If he is suggesting the second, I would reply with "Already been done!" and give Lisp as an example. As Paul Graham suggests, languages seem to be continually moving toward this anyway.

As far as the first is concerned, I think this is a good idea, if there is an underlying language that ties them all together. That seems to me to be the weak spot: communication between the languages. Would you use calls, which is a procedural concept or message-passing, which reminds me of interprocess communication? I would welcome the opportunity to work with small domain specific languages, if it's easy to use them all at the same time. Would this approach (LOP) be practical?

Best Answer

I've been advocating DSLs for a long time, but I worry about what happens to Good Ideas when they become bandwagons. Products get built that advertise The Good Idea, promising all you have to do is get one, and you'll be in the in-group, without having to think very carefully about what it means.

What is a language? It's a vocabulary and syntax in which meanings can be communicated, right? Every time you declare a variable, write a function, define a class, you are building a new language, by adding nouns and verbs to an existing language. Now you can say things in it that you couldn't before.

I think what makes a language Domain Specific is the extent to which it naturally expresses the mental concepts that are being communicated, and I think there's a simple measure of that. Basically, if there is a simple independent stand-alone requirement X, that could be included in the program or not, its correct implementation requires some set of code insertions, deletions, and replacements Y. A simple before-and-after diff can display Y. The number N of such changes is a measure of how domain-specific the language is. The smaller N is, for typical requirements, the better.

It doesn't necessarily depend on fancy syntax, control structures, message-passing, or what have you. What it depends on is how concisely it implements the requirement. Many tools will claim to do this, but claims are not actuality. It has to be real.

Sometimes an unusual technology is necessary. Here's my favorite example. When it is, it illustrates the point that it may require effort on the part of programmers to understand it. So domain-specificity (and maintainability) is not at all the same thing as readability.
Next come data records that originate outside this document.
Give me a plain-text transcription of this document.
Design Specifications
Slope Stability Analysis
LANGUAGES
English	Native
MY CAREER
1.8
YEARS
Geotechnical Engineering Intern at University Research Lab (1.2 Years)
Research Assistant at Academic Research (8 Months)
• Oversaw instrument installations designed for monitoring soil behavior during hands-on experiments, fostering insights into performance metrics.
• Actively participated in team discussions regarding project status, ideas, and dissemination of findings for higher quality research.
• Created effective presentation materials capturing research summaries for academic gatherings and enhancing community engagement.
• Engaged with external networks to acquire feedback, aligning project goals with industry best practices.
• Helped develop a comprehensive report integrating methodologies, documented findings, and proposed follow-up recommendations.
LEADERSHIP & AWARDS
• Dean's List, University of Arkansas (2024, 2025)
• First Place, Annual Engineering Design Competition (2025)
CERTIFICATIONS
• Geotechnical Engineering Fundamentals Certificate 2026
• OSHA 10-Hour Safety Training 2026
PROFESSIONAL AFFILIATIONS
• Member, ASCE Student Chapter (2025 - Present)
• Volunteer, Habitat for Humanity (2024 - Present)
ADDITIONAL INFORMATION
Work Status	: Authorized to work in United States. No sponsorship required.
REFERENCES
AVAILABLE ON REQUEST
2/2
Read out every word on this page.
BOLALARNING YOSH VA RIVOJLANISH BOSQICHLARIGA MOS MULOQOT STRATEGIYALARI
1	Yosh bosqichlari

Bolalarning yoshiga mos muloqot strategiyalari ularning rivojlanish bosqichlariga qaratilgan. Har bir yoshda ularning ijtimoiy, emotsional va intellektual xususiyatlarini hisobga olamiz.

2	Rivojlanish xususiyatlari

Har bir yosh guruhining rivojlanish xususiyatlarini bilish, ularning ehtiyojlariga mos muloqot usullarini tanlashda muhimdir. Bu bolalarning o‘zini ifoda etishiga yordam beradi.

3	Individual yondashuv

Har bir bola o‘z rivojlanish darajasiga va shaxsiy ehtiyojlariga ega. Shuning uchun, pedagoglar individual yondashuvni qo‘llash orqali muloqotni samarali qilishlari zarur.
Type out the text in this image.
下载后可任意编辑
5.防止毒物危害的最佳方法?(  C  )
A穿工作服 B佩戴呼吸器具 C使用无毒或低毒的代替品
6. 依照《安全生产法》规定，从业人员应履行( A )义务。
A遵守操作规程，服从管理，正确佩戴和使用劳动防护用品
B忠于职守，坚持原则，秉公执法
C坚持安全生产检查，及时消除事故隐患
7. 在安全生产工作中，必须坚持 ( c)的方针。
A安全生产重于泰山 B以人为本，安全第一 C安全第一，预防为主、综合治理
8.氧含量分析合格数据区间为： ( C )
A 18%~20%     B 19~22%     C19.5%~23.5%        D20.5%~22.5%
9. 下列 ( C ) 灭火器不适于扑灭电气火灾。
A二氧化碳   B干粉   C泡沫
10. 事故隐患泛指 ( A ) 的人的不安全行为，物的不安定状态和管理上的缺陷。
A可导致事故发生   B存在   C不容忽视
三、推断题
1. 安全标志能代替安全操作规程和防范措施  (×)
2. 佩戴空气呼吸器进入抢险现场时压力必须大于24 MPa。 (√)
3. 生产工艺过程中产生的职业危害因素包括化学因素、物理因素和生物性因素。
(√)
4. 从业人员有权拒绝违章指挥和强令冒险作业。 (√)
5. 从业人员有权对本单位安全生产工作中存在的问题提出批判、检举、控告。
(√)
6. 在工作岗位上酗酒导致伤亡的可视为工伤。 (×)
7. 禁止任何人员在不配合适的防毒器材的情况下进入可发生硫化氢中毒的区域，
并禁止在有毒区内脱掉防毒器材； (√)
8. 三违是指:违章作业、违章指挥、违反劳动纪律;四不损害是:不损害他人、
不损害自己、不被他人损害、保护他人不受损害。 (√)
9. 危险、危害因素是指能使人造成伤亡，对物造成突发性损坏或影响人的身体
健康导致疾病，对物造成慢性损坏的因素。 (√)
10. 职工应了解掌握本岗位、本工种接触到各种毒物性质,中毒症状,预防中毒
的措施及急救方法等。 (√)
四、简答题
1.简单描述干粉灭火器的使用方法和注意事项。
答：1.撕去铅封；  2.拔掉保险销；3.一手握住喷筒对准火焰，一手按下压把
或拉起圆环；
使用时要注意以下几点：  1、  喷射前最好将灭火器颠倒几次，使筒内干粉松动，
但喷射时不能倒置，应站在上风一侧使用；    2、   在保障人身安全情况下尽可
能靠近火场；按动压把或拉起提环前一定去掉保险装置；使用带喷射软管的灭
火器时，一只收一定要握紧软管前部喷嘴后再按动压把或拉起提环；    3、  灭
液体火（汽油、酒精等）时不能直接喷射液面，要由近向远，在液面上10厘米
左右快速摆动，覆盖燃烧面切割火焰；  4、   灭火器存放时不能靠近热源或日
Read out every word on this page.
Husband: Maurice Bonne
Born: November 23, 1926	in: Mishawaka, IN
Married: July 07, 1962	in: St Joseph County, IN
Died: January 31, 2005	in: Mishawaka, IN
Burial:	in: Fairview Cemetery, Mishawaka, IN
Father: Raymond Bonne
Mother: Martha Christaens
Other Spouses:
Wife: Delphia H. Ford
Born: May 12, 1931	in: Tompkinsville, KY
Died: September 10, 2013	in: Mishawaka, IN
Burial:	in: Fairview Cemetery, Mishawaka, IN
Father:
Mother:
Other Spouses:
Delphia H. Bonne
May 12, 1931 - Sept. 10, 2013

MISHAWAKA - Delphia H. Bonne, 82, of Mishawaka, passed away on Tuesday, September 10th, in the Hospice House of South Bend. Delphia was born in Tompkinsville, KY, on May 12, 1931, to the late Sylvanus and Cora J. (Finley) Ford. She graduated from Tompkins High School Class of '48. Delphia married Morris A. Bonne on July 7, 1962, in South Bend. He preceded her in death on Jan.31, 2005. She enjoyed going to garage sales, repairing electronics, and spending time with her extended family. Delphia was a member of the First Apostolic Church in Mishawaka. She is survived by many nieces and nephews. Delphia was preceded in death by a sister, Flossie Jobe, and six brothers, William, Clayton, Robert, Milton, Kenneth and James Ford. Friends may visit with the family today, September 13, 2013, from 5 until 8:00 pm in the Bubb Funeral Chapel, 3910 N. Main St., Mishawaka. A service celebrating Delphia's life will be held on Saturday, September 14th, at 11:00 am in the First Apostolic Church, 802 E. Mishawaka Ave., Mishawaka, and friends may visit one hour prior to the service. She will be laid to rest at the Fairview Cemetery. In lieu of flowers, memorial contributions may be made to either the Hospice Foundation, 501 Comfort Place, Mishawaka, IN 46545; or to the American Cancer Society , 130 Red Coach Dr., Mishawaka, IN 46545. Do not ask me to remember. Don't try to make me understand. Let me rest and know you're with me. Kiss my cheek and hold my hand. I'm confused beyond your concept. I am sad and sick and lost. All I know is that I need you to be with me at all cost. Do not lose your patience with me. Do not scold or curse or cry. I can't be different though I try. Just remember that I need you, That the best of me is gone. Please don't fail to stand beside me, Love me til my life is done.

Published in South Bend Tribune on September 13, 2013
So I agree with the second approach, that a good language is one that easily lets one build the necessary languages on top of it. (That's what I liked about Lisp.) But even more important is programmers need to know how to build languages to match the domains they are working in, and be willing to climb the learning curves of such languages.

I don't really see that happening. Instead they are stuck in the "programs = algorithms + data structure", or "nouns become classes and verbs become methods" turn-the-crank modes of thinking. They are not working in terms of how to take thought domains and linguify them for maximum concision.